La inexistencia de un sistema cambiario transparente, con participación documentada del sistema bancario y de casas de cambio (además de la del Banco Central), no permite saber cuál es la oferta de divisas disponibles en Venezuela para hacer transacciones a cambio de bolívares, ni ofrece mecanismos de intercambio formales al alcance de todos los interesados en hacerlas. Por esta razón, es difícil sostener que haya 860 millones de dólares inmediatamente disponibles en el paralelo comparables con los 3.000 millones de reservas a los que Francisco se refiere. Pueden ser más o menos y además su monto puede variar significativamente si cambian los incentivos para atesorar, importar o emigrar.

El origen y ubicación de la oferta de dólares a cambio de bolívares en el mercado paralelo es relevante. Una parte debe estar en efectivo dentro del país y otra en cuentas en el exterior. Al caer las exportaciones de petróleo en 2012, también lo hizo la asignación directa de divisas para importaciones, viajes o compras de internet a través de CADIVI. Es posible que una parte de los dólares vendidos hoy en el paralelo sean, en buena medida, una fracción (cada día menor) de los mismos acumulados hasta 2012, reciclados dentro de una economía cada día más aislada de sus socios comerciales. Es difícil estimar cuánto del monto transferido como remesas a familiares es nuevo. Y, puesto que no sabemos cuál es la oferta de divisas en el paralelo, tampoco sabemos si los vendedores de dólares en mercados informales influyen con sus decisiones sobre el marcador o sólo aceptan seguirlo, sin tener en cuenta su existencia. Sin embargo, no contribuiría a aumentar la oferta de dólares circulando dentro Venezuela (una dolarización de hecho) si son convertidos a bolívares y depositados en cuentas venezolanas.

2. ¿Por qué 3.000 millones de dólares?

En sentido estricto, los dólares de las reservas son activos del Banco Central y la liquidez monetaria un pasivo del sistema bancario completo que incluye más que los pasivos monetarios del Banco Central. Ajustar los estados financieros de todos estos organismos no es una tarea menor, pero no me detendré en ella. Me interesa más comentar la sugerencia de tomar una fracción de las reservas para dolarizar, sin considerar el total de activos en moneda extranjera que declara el Banco Central (que desaparecería como ente emisor luego de una dolarización) ni la posición de inversión internacional del sector público.

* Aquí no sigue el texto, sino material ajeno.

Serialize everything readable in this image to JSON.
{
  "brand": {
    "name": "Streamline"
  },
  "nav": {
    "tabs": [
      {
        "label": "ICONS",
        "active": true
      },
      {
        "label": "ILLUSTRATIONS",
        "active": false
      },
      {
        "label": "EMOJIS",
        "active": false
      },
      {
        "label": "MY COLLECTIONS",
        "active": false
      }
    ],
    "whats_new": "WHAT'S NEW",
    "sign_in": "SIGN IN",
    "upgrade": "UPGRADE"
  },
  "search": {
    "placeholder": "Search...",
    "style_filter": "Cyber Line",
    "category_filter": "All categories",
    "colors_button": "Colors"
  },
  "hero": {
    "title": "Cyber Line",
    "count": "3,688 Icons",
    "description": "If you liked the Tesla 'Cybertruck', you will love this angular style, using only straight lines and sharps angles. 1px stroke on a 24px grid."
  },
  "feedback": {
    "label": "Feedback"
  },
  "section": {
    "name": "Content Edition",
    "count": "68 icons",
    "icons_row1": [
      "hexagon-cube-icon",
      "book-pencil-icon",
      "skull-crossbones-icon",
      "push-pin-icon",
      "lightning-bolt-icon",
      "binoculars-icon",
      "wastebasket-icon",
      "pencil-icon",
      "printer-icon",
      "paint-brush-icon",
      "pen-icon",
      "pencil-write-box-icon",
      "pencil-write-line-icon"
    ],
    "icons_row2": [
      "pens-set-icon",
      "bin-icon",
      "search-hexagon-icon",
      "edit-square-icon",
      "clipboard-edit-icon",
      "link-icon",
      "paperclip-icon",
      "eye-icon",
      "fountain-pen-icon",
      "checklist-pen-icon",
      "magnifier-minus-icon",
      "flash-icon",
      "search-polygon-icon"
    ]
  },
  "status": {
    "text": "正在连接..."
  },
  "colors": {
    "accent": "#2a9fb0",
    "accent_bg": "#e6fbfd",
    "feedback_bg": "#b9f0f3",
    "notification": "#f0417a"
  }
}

Para el 30 de noviembre de 2017, el Balance del Banco Central registraba Bs. 452.784 millones como activos de reserva y Bs. 92.650.471 millones como otros activos en divisas. Es decir, los otros activos, expresados en bolívares, representaban el 99,51% del total. De dicho total, el 96,79% correspondió a activos diversos en divisas y el 2,7% a títulos valores públicos en divisas, los cuales representaron 5,5 veces el monto de los activos de reserva. Aunque suele ser un lugar común repetir que las reservas respaldan la moneda nacional, conviene resaltar que por, cada bolívar de activos de reserva, el BCV tenía para noviembre de 2017 Bs. 145,3 de base monetaria.

Esto no siempre fue así. Hasta el 2013, las reservas constituían prácticamente la totalidad de los activos externos del emisor. La situación se invirtió radicalmente en dos años, llegando a una virtual eliminación del peso de las reservas. Por otro lado, puede notarse que la composición de activos y pasivos monetarios del emisor también tuvo una modificación significativa entre 2002 y 2016. Si en el 2002 podían contarse casi 3 bolívares de activos externos (todos en reservas) por cada bolívar de base monetaria, en el 2016 sólo se contaba la mitad de un bolívar en activos externos (casi ninguno en reservas) por cada bolívar de base monetaria.

Comentar las causas y consecuencias de la recomposición de los balances del BCV alargaría en exceso este comentario, pero tenerla presente motiva una pregunta: ¿por qué utilizar sólo los activos de reserva en una propuesta de dolarización que acabaría por disolver al Banco Central, cuando el total de activos en divisas es significativamente superior?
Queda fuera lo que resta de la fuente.